Catchupa is a slow boiled stew of hominy corn, beans, vegetables, spices and marinated pork or tuna. It is often described as the staple food of the Cape Verde Islands. At any given moment an inventory of the ingredients in a kettle of catchupa may even be a pretty good index of the economic health of family in Cabo Verde. What’s in the catchupa might depend more on whether someone in the household has a reliable job and can afford to supply the kitchen from the village market place or store. Most Capeverdeans who reside in the countryside maintain gardens to grow a little mandioca, beans and perhaps some greens to fatten a pig for their catchupa. If it’s to be a wedding or other very special occasion, folks somehow manage to get together and make sure that the kettle overflows with sausage, marinated meats, and vegetables. We call this a “Catchupa Rica”.
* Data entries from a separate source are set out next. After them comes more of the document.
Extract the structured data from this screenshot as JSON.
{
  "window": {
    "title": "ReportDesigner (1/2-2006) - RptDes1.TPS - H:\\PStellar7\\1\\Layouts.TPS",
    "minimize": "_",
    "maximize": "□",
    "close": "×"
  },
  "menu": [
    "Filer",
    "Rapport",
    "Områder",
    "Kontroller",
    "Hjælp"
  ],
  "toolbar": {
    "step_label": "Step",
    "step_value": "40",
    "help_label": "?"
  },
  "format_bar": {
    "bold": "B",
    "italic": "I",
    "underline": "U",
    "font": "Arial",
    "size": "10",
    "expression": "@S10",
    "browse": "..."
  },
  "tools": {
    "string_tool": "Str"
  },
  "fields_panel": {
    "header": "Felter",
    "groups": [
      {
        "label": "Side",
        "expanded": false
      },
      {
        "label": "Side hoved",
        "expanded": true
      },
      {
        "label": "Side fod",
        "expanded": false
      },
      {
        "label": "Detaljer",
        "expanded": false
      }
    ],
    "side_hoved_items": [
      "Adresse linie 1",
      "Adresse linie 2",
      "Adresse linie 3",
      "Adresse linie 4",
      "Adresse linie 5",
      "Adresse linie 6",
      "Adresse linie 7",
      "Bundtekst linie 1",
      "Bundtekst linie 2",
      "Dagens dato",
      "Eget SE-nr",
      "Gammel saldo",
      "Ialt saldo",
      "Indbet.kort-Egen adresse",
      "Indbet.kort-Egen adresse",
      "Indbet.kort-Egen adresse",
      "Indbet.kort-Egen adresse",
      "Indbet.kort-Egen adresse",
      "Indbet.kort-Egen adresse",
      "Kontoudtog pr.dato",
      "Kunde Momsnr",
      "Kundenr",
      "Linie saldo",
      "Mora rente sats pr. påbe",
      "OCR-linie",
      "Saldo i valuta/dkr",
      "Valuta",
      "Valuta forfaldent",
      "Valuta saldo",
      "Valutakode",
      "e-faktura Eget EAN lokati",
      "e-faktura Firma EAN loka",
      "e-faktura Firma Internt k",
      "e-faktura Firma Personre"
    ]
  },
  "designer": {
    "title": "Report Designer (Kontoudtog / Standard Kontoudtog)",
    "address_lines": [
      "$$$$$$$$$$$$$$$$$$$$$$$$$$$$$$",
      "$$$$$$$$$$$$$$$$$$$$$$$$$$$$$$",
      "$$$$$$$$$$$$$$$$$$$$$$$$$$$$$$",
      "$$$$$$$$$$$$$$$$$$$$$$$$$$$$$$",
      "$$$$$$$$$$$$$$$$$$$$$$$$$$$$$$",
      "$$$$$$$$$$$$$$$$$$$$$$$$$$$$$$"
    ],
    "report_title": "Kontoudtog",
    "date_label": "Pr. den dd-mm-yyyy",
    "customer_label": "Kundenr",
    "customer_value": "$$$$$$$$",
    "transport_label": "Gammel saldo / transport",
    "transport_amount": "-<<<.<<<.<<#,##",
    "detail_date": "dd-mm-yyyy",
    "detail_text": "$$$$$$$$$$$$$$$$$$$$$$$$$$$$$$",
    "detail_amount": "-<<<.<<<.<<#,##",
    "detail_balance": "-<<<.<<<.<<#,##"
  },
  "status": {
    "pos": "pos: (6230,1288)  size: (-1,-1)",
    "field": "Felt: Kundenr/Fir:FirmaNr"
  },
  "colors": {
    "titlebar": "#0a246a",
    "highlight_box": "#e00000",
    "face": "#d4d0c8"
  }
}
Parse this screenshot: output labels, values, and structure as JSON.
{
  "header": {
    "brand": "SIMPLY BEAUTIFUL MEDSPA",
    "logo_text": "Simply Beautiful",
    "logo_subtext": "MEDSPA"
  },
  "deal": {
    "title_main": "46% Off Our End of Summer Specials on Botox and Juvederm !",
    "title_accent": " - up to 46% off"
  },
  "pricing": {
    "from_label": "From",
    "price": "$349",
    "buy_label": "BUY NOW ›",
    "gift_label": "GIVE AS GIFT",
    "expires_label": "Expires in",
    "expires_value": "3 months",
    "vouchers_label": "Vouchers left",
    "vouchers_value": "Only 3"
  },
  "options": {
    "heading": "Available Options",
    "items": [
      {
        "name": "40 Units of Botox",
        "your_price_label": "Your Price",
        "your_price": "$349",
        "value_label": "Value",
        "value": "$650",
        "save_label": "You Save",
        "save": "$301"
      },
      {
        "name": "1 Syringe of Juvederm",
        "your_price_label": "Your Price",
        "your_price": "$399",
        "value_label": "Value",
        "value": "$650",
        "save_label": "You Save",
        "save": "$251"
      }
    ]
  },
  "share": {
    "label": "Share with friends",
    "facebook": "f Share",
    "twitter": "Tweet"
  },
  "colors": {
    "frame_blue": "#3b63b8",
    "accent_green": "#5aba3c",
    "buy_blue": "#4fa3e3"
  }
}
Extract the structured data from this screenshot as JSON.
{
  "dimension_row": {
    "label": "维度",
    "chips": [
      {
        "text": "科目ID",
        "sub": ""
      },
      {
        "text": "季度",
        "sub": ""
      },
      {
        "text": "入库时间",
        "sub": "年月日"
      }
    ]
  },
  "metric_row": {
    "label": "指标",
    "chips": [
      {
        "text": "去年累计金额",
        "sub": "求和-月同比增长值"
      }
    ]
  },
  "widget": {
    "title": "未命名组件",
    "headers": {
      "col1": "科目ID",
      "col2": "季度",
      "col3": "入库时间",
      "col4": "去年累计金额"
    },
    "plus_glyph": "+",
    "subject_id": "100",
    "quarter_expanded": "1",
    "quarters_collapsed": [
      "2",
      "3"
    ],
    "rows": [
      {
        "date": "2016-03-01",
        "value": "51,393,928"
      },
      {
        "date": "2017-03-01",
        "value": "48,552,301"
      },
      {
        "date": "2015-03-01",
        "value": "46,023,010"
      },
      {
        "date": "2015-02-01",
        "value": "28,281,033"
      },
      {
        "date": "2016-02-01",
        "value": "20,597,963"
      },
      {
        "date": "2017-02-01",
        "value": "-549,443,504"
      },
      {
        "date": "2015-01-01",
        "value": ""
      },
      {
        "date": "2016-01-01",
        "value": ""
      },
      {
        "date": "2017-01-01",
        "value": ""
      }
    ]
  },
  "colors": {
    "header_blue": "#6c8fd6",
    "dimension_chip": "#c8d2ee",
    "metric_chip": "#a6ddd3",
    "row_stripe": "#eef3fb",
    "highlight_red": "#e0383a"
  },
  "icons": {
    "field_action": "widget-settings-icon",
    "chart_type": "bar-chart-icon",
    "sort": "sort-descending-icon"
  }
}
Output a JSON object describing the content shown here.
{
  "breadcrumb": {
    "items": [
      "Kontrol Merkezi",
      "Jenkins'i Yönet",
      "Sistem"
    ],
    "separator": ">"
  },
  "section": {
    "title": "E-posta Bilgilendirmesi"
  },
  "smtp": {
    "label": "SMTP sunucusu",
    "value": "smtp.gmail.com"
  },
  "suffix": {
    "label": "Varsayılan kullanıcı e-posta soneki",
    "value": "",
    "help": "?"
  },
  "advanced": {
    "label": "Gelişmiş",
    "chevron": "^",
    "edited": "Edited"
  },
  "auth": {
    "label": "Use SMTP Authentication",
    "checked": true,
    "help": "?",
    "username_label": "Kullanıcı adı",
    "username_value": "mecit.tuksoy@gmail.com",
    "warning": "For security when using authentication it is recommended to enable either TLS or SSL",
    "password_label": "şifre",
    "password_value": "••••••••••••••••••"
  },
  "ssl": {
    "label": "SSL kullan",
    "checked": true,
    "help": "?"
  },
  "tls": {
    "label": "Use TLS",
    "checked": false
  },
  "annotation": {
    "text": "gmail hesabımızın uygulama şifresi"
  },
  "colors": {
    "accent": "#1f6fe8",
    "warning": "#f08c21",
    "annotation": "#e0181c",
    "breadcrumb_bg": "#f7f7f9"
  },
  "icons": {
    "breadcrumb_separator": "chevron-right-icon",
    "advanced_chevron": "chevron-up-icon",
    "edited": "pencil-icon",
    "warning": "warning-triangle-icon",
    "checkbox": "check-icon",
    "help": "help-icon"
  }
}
Cooking catchupa from dry ingredients may require as much as four hours over a slow but steady flame. Years of drought have made firewood scarce. Locally produced charcoal is seldom in adequate supply. In rural area, women and children spend many hours each day gathering firewood (lenha). Despite government subsidies to make bottled gas easily available to all the cost to many poor families is prohibitive. Gradually the effects of drought and its continuing impact on agricultural production and the availability of affordable fuel have combined to transform the culinary tradition of Cape Verde. Catchupa rica has become expensive in Cape Verde Islands and something a family can only hope to serve on special occasions. Years ago imported rice was served on these special occasions. “Canja de galinha”, the thick chicken and rice soup is one such dish, and is still served for weddings, funerals or First Night celebration or perhaps to nurse a sick relative to health. Today rice which cooks under twenty minutes is fast replacing corn as the staple of Cape Verde.

Wine is made on Fogo Island, known as Manecome. Aguardiente (sugar cane rum) is another national drink. A liquor made from coffee, cinnamon, fig leaf, peppermint, orange or lime is very popular in San Antao.